Von Alexander Menden

Der Bau trägt sein vierzackiges Sägedach wie eine Krone und wendet dem Besucher eine breite Backsteinbrust zu. Alle, die künftig auf der gegenüberliegenden Trasse mit dem Zug nach Waterloo Station fahren, werden auf Augenhöhe die Neonschrift lesen können, die über seinem Eingang prangt: Newport Street Gallery. Damien Hirsts neues Privatmuseum nimmt fast die halbe Straße ein, deren Namen sie trägt.

Damit ist ein Projekt vollendet, das der Künstler lange als großes Ziel ausgegeben hatte. Der fünfzigjährige prominenteste der "Young British Artists" hat mit seinem früheren Förderer Charles Saatchi gleichgezogen und sich eigene Ausstellungsräume zugelegt. In ihnen zeigt er nun in wechselnden Ausstellungen seine 3000 Werke zählende Kunstsammlung.

3500 Quadratmeter Fläche umfasst das Museum im Londoner Stadtteil Vauxhall. Ihren denkmalgeschützten Nukleus erwarb Hirst bereits 2002 als Atelier. Früher befanden sich darin Werkstätten der Theater aus dem West End; nach dem Zweiten Weltkrieg baute man hier Schubkarren. Aus dieser Manufaktur hat das Architektenbüro Caruso St John (das jüngst für seine sehr gelungene Renovierung der Tate Britain gefeiert wurde) eine Galerie gemacht, auf deren klare Linien und bis zu 15 Meter hohe Decken Saatchi mit einigem Neid schauen wird.

Drei existierenden Gebäuden wurden zwei weitere angefügt; drei elegante Wendeltreppen führen vom Erdgeschoss in den ersten Stock. Die Böden sind aus erstklassig verarbeitetem Gussbeton, die Wände strahlend weiß, wie es sich gehört, Details des alten Gebäudes nahtlos ins neue Design integriert: alles vom Feinsten.

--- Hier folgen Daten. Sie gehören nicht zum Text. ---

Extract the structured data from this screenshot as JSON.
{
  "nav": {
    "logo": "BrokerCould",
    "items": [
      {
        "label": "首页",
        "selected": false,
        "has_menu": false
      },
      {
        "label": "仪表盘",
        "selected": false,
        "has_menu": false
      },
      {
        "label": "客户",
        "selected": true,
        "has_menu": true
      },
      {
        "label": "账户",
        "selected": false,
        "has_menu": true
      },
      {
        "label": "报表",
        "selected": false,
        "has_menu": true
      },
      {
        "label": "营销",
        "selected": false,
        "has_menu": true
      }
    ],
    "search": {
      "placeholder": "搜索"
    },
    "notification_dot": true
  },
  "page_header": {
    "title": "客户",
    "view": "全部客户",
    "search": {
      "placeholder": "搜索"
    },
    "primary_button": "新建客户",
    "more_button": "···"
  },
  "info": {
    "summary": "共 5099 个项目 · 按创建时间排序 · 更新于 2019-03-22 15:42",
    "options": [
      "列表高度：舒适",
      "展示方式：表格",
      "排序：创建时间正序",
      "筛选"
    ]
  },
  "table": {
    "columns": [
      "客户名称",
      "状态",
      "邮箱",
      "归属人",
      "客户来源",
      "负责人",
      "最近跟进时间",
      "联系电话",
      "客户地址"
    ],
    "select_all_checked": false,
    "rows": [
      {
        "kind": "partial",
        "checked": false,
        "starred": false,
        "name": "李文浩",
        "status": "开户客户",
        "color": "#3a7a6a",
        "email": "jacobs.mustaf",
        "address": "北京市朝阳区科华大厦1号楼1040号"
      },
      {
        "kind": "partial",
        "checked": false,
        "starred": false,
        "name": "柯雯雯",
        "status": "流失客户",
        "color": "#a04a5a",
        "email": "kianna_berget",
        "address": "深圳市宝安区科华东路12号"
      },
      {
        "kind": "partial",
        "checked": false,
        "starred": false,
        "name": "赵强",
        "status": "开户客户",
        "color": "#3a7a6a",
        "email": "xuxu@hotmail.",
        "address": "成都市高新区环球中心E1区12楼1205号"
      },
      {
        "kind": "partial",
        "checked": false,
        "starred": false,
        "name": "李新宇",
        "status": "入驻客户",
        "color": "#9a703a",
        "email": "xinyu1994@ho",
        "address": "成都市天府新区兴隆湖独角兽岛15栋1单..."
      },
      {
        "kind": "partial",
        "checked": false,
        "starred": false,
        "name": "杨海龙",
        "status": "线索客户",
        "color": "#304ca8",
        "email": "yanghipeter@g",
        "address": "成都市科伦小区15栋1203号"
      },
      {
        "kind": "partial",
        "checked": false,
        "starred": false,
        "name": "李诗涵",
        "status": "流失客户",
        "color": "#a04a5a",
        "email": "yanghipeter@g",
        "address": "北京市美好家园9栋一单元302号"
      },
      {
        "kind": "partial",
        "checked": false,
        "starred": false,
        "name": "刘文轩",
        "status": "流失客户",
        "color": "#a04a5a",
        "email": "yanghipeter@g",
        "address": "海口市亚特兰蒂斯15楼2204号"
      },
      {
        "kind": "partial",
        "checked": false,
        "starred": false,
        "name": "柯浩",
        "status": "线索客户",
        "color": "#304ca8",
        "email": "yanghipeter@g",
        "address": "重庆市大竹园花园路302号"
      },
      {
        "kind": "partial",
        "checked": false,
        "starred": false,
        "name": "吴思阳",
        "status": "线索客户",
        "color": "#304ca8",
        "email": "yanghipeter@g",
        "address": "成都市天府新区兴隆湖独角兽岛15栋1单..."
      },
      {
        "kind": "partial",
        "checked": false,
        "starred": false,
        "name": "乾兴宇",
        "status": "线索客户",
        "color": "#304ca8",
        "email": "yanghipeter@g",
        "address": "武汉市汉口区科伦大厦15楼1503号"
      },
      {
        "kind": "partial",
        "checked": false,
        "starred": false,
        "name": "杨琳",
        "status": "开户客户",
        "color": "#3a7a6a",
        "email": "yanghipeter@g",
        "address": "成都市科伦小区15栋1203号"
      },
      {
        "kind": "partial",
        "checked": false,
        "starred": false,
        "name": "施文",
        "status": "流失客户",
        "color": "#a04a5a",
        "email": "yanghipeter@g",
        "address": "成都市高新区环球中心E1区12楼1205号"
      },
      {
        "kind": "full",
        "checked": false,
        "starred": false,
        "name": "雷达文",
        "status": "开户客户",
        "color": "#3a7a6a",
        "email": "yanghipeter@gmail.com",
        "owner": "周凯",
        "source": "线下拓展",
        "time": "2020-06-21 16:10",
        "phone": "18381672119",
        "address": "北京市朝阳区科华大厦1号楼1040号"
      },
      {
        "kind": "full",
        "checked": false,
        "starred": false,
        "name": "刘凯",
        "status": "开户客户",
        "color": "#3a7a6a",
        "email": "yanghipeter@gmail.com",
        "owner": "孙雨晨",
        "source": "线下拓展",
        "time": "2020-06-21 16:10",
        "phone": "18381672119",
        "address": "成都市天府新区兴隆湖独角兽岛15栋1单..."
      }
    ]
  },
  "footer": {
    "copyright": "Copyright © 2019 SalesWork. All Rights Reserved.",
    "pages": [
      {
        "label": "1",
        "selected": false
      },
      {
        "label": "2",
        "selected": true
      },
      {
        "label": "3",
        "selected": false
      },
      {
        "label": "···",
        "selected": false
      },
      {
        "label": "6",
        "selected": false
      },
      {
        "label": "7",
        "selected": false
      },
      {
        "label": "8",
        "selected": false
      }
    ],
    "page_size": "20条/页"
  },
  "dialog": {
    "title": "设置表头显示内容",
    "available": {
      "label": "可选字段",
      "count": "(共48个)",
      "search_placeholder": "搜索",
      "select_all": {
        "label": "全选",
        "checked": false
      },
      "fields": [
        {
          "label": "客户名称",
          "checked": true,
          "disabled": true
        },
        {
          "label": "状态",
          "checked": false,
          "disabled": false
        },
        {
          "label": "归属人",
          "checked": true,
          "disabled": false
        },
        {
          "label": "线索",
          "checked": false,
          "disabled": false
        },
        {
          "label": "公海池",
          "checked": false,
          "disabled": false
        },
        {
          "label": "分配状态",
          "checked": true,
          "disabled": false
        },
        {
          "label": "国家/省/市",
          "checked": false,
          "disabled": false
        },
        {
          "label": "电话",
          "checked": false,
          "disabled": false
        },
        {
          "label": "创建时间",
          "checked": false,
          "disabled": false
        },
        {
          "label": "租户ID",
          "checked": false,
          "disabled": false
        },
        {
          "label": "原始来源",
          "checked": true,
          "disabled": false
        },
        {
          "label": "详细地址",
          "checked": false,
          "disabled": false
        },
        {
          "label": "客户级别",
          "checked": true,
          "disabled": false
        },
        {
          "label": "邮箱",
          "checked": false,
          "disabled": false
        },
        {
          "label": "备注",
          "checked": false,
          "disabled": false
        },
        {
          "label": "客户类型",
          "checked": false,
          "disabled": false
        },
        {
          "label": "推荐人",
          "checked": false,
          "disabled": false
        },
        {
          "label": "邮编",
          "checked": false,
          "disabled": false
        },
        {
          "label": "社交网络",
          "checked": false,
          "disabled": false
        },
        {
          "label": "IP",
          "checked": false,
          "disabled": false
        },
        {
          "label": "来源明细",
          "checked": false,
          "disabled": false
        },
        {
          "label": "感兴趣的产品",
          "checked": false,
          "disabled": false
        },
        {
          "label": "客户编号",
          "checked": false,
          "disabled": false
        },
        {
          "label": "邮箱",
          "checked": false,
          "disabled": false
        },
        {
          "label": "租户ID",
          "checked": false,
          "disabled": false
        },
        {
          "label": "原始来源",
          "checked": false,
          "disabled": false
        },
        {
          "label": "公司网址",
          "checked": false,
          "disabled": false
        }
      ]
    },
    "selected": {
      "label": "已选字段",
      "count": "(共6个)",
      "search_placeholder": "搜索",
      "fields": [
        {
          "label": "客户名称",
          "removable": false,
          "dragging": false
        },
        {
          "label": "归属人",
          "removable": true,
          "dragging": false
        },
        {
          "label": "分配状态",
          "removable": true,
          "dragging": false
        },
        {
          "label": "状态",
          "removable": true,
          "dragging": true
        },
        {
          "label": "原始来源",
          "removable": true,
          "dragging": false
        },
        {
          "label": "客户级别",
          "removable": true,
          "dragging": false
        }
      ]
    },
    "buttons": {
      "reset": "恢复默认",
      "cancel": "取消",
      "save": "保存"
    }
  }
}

Das Ganze fühlt sich wie ein öffentliches Gebäude an, nicht wie jene kommerziellen Galerien, von denen Hirst sich offenkundig absetzen wollte. Und trotz seiner Größe ist dieses Privatmuseum von einem so harmonischen Understatement durchdrungen, dass man kaum glauben mag, dass ausgerechnet ein zuletzt nur noch zynische Fließbandkunst produzierender Spin-Painting-Zampano hier der Spiritus Rector gewesen sein soll.

Auch der Künstler, den Hirst für die Eröffnungsschau ausgewählt hat, hält weniger Knalleffekte, als vielmehr das Erlebnis einer willkommenen Wiederentdeckung bereit: John Hoyland war einer der ersten britischen Maler, die sich vom Abstrakten Expressionismus der Amerikaner Mark Rothko und Barnett Newman inspirieren ließen.

Hirst lernte ihn in seinen letzten Lebensjahren kennen und begann 2009, zwei Jahre vor Hoylands Tod, seine Bilder zu sammeln. Die gigantischen Leinwände aus Hoylands früher Schaffensphase in den Sechzigern zeugen von bemerkenswertem Selbstbewusstsein und malerischer Sicherheit. Aufgeteilt in starkfarbige geometrische Formen, sind die 33 Gemälde wie geschaffen für die sechs hellen Ausstellungsräume.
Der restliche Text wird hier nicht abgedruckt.